If you recall how partitioning in quicksort works, elements less than the pivot is moved to the left, and the rest of the elements go to the right. Let's say you want to select the k-th smallest element. Then you see if there are at least k elements to the left of the pivot. If there are, then you know you can ignore the elements in the right partition. Otherwise, you can ignore all elements in the left partition, because you know that element will be in the right partition.
Note that the selection algorithm only identifies what those top 10% numbers are. If you need them to be sorted, then you have to sort those numbers (but only those numbers, the other 90% can be ignored).
I would use quicksort descending on the array and get the first N/10 items.
Construct a heap with O(lnN) replacement cost filled with the first n/10 elements.
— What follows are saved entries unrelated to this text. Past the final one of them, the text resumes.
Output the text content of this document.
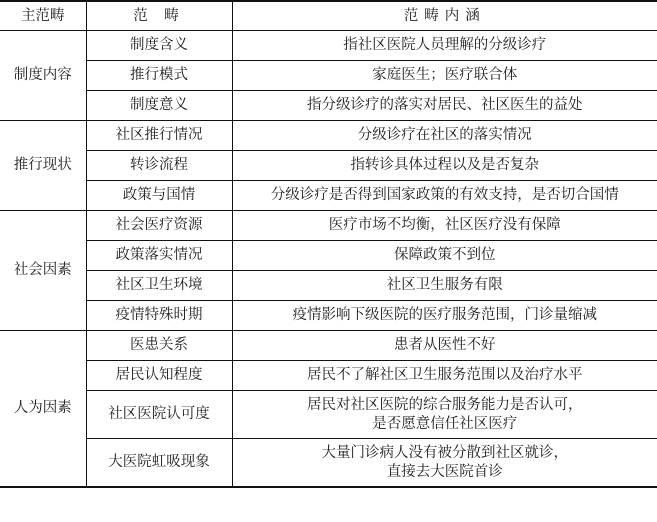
主范畴	范 畴	范畴内涵
制度内容	制度含义	指社区医院人员理解的分级诊疗

	推行模式	家庭医生；医疗联合体

	制度意义	指分级诊疗的落实对居民、社区医生的益处

推行现状	社区推行情况	分级诊疗在社区的落实情况

	转诊流程	指转诊具体过程以及是否复杂

	政策与国情	分级诊疗是否得到国家政策的有效支持，是否切合国情

社会因素	社会医疗资源	医疗市场不均衡，社区医疗没有保障

	政策落实情况	保障政策不到位

	社区卫生环境	社区卫生服务有限

	疫情特殊时期	疫情影响下级医院的医疗服务范围，门诊量缩减

人为因素	医患关系	患者从医性不好

	居民认知程度	居民不了解社区卫生服务范围以及治疗水平

	社区医院认可度	居民对社区医院的综合服务能力是否认可，
是否愿意信任社区医疗

	大医院虹吸现象	大量门诊病人没有被分散到社区就诊，
直接去大医院首诊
Scan the remaining numbers comparing with the least value in the heap. If the current element's value is higher that the least element in the heap, insert it into the heap and remove the least element. At worst, two O(lnN) operations times N scanned items gives O(N ln N), which isn't any better in time than a sort, but requires less storage than sorting everything, as so in practice is likely to be faster (especially if N elements do not fit in cache but n/10 will - asymptotic time only matters one you are in a flat space).
The most efficient algorithm would be to use a modified quicksort.
Quicksort starts by choosing a "middle" value and putting all values lower than this to the left, and all greater to the right. Normally you would go down and recursively sort both sides, but you only need to sort the right side if there are less than 10% of the elements on the left.
If there are more than 10%, then you only need to sort the left side, and probably only some of the left side.
This won't reduce the complexity below the optimal O(N lg N), but it will reduce the constant factor and make it faster than the obvious "quicksort then choose the first 10" approach.
Very goofy question, just sort it with any sort-algorithm, and take the first N/10 items.
Algo-2 is equivalent to doing this with heap-sort
because this is homework, my answer would be any sorting algorithm, this is because you cannot solve this under O(n*log(n)).
if this was possible then you could fully sort an array under O(n*log(n)). (by finding the sorted top 10% in the array you want to fully sort, removing them and repeating this process 10 times).
because sorting isn't possible under O(n*log(n)), so is this problem.